Thursday, December 9, 2010

Hugh Ferriss





"The rendering is a means to an end; the end is architecture."

-Hugh Ferriss (1940)

Hugh Ferriss (1889-1962) was an influential American delineator and architect. His drawings, masterful manipulations of shadow and light, influenced numerous modern architects (according to Daniel Okrent) as well as the pop-culture of his time (for instance Gotham City, in Batman)

Ferriss was born and raised in St. Louis, Missouri and he attended Washington University, where he received a degree in architecture. However upon entering the work field Ferriss soon discovered his preference and talent for rendering the designs of other architects rather than coming up with the blueprints himself.

I choose Ferriss because I’ve always loved his drawings and the way they manage to be both eerie and magical as well as realistic, simultaneously. Though I feel like the particular buildings that Ferriss rendered (most of them a part of the New York skyline) were pieces of art in and of themselves, his reproduction of them gave them a re-envisioning in which the building in question-usually just another skyscraper competing for attention in a skyline full of similar attention grabbers-became a focal point with its own dark story. Indeed he draws the buildings in night scenes, with the appearance the they are being lit up by spotlights or are surrounded by a halo. In some images (adding the the allure) its as if the images are floating in a fog. Although some of Ferris' more commercial drawings are done in graphite, he admitted to preferring to working with charcoal in a subtractive method because of its bold effects and malleability.

In my research I found a website put together by Columbia University student Michael Mallow, in remembrance of the enigma that was Ferriss’ success. Mallow writes: “By the mid-twenties, renderings by Ferriss had become almost de rigeur for successful competition projects; countless skyscrapers waited their turn to be bathed in the dark monumentality emanating from his drafting table. In these works a blasé department store appears as a giant lording over its block. Stodgy hotels cease to be stodgy hotels and become looming silhouettes emerging from the urban haze like shipwrecks. Ferriss went to grand new lengths in suppressing detail for mood, and clients loved it.” In my opinion Mallow’s description fully captures the mystery and intrigue that is Ferriss’ work.

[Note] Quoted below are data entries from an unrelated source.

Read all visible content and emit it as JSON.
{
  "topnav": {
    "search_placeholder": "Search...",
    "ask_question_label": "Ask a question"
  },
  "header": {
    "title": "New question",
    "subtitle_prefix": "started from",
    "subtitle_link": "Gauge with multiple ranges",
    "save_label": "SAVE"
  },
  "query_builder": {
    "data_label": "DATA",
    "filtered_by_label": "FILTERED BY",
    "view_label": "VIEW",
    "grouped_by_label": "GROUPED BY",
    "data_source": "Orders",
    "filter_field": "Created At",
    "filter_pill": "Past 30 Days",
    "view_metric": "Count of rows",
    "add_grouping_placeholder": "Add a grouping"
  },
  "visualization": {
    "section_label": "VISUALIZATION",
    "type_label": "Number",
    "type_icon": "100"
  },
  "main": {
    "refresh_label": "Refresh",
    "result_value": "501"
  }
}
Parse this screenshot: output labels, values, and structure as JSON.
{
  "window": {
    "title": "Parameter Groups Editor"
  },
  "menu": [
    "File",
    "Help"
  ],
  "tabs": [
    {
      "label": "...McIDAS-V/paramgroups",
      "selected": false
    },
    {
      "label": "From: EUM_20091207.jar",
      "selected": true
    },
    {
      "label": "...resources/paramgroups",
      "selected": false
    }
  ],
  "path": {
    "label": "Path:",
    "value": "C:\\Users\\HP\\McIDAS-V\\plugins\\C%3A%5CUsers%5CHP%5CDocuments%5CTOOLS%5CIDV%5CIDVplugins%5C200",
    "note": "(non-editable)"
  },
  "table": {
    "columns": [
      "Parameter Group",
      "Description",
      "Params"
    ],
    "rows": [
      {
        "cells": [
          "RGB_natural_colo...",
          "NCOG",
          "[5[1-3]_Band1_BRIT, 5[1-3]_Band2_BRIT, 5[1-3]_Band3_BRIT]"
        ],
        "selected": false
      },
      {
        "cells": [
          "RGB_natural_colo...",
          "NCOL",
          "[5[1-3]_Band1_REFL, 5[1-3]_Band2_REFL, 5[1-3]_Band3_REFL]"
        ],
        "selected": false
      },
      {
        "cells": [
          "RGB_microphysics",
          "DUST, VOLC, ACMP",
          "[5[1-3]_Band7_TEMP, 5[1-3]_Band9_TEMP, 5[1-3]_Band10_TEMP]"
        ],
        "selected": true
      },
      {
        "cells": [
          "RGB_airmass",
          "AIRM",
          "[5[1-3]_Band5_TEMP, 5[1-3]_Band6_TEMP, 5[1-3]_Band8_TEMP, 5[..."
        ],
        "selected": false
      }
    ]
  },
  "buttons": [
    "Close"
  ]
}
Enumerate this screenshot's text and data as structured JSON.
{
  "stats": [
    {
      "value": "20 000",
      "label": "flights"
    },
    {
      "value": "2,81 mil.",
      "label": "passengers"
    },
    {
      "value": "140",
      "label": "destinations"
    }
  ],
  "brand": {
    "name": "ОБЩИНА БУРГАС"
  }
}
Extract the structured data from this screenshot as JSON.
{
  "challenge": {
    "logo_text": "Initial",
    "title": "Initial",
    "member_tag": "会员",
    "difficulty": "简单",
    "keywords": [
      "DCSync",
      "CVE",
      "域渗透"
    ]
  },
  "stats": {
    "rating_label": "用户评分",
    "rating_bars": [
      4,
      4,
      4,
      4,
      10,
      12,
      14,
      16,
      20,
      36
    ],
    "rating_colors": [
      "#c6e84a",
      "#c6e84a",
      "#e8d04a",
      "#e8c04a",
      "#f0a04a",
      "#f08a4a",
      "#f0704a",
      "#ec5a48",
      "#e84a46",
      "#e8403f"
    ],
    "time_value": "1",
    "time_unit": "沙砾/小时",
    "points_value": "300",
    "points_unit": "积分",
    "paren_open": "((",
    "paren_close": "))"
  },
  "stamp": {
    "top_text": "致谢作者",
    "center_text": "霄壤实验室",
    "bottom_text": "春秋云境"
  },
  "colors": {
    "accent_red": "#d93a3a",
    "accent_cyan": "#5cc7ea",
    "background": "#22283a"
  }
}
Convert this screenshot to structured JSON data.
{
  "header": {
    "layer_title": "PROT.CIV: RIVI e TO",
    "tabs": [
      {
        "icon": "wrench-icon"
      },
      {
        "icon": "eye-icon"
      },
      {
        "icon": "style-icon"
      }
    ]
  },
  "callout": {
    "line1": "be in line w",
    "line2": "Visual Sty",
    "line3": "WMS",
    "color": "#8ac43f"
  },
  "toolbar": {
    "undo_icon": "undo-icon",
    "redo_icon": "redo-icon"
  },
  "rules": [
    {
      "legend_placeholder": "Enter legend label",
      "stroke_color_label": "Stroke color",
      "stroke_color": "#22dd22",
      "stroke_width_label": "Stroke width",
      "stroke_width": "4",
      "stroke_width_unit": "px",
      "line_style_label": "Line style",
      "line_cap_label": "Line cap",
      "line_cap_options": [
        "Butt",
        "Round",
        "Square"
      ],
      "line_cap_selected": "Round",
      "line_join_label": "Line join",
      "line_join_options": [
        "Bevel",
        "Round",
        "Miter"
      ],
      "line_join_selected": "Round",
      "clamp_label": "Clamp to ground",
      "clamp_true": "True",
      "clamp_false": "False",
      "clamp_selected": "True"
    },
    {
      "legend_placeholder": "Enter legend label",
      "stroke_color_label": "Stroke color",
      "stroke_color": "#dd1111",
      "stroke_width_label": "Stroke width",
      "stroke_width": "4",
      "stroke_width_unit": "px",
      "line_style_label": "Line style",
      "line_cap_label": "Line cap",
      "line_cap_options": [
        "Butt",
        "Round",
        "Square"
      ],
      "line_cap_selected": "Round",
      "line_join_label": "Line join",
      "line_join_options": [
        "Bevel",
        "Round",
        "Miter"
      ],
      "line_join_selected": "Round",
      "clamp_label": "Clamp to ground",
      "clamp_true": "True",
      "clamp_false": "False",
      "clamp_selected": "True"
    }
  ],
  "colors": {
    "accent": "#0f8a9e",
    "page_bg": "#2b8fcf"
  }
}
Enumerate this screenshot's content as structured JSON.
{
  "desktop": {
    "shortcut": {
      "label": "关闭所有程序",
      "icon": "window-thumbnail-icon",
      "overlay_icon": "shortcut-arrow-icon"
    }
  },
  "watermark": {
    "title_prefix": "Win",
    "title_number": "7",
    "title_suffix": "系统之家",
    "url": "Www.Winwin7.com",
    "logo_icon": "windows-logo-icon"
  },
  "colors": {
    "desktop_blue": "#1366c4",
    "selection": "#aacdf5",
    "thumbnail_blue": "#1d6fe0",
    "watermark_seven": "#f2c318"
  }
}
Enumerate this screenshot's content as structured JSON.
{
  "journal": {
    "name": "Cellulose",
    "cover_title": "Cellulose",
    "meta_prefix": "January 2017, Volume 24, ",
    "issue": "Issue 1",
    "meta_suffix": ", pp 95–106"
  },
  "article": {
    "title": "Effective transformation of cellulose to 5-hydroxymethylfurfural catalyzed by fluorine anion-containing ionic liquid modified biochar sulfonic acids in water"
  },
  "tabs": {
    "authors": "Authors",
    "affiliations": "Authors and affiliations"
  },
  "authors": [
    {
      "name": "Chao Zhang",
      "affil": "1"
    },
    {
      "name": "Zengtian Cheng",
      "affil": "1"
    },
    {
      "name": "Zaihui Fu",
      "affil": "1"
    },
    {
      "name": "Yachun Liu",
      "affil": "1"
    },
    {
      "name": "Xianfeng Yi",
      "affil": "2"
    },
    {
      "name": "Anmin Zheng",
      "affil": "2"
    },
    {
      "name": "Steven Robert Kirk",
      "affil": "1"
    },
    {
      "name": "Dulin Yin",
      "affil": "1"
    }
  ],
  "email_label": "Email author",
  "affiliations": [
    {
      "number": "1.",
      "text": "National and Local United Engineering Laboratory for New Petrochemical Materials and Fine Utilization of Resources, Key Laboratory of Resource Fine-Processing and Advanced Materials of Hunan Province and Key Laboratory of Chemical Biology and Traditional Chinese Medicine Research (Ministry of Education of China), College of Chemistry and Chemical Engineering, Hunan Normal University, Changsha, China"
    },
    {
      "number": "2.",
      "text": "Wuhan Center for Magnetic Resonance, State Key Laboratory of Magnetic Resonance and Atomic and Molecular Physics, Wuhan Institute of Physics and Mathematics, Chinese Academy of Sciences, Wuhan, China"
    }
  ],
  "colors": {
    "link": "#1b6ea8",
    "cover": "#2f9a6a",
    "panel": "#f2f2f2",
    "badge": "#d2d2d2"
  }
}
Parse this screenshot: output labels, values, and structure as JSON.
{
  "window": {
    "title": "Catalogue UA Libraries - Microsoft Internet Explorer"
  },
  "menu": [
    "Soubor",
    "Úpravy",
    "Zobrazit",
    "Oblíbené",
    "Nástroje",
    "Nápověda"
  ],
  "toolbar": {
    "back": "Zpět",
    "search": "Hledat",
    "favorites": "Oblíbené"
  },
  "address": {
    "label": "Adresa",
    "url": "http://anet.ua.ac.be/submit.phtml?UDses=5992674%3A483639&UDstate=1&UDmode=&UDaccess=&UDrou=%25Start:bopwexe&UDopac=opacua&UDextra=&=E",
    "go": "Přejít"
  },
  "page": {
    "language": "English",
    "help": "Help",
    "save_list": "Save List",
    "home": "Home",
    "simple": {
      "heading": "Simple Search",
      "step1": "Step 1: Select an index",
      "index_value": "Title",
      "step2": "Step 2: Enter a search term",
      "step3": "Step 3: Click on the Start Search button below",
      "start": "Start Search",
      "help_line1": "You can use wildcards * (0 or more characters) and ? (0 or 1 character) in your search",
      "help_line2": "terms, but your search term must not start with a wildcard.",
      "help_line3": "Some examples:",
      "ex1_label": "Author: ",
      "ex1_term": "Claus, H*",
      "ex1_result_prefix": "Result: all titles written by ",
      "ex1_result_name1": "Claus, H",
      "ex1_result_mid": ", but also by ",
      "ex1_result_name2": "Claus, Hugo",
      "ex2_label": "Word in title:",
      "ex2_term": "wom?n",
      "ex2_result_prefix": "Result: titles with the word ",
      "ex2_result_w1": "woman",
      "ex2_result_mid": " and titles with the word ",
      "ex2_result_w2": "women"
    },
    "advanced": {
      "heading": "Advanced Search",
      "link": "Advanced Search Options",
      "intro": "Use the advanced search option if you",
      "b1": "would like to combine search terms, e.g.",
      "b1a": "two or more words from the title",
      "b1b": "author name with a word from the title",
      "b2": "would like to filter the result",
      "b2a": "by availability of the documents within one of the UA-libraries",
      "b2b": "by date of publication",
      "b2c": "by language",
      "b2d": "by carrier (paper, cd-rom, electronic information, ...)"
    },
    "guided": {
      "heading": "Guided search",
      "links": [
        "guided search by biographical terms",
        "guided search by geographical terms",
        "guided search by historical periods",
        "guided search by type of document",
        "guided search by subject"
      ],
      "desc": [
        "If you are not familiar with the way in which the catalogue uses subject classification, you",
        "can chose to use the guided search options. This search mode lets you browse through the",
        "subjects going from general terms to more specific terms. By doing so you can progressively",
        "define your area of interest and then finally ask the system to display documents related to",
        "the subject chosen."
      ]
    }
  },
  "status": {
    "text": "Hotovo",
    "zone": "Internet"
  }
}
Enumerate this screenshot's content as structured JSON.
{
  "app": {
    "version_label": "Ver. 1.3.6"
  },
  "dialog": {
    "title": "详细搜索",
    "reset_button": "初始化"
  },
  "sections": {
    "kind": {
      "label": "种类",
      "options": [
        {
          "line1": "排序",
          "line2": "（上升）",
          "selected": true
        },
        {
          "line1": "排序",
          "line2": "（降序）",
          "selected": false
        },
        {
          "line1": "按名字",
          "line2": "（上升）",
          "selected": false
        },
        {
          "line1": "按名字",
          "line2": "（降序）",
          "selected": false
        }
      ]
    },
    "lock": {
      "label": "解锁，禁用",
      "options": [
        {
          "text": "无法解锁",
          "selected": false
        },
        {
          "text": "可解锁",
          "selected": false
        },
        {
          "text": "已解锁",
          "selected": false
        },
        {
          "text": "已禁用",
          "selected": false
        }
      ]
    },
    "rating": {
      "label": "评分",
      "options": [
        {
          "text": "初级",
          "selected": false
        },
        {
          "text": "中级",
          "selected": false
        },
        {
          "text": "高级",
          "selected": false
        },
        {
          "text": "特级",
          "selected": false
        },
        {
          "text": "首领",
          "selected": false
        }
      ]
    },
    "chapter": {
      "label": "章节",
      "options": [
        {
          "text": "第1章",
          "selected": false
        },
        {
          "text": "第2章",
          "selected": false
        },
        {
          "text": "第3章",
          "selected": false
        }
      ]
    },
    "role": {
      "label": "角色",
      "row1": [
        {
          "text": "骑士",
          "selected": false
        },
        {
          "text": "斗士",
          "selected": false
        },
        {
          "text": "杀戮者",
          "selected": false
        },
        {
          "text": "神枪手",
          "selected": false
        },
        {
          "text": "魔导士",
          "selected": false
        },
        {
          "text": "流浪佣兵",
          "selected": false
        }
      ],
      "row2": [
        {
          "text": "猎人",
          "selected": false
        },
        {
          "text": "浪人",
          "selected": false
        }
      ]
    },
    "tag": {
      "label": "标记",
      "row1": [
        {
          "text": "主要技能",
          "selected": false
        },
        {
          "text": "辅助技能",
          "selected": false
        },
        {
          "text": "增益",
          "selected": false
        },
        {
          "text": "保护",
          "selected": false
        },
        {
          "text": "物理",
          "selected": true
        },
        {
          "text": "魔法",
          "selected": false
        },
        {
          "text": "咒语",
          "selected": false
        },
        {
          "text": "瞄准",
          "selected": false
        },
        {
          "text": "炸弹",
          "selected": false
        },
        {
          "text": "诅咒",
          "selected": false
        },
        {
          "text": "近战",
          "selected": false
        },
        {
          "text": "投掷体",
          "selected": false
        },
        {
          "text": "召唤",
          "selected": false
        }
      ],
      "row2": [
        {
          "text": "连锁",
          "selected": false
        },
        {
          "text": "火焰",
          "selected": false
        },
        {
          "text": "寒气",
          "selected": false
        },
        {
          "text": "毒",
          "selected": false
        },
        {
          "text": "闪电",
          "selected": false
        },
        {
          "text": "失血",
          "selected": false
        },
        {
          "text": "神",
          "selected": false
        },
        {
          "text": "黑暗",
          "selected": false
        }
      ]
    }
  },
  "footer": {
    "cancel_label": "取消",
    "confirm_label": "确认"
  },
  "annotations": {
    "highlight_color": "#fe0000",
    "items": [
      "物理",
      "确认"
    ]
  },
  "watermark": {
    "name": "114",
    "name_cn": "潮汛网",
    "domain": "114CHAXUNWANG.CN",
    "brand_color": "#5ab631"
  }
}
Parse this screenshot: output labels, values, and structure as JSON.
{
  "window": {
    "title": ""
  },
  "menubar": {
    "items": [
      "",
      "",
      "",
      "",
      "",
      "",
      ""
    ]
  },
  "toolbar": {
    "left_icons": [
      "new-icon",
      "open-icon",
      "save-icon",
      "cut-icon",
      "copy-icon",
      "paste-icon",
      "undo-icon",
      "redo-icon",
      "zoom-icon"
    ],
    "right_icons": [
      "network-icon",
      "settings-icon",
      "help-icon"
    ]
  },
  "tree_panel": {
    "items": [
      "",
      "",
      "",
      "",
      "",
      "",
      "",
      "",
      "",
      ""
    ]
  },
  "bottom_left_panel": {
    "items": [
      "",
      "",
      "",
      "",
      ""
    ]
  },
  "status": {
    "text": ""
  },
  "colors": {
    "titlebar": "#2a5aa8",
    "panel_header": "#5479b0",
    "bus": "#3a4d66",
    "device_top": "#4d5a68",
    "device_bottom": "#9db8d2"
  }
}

If anybody is interested in seeing more of Ferris' artwork, I really like the following site, which has 341 drawing of his taken from the collection at Columbia University:

http://newsfeed.kosmograd.com/kosmograd/graphic_design/page/2/


Bibliography

Ferriss, Hugh. Power in Buildings, An Artist’s View of Contemporary Buildings. New York: Columbia University Press, 1953.

Ferriss, Hugh. The Metropolis of Tomorrow, with essay by Carol Willis. New York: Princeton Architectural Press, 1986.

Mallow, Michael. "A Ferris To Remember." Columbia University, New York. Web. 6 Nov. 2010.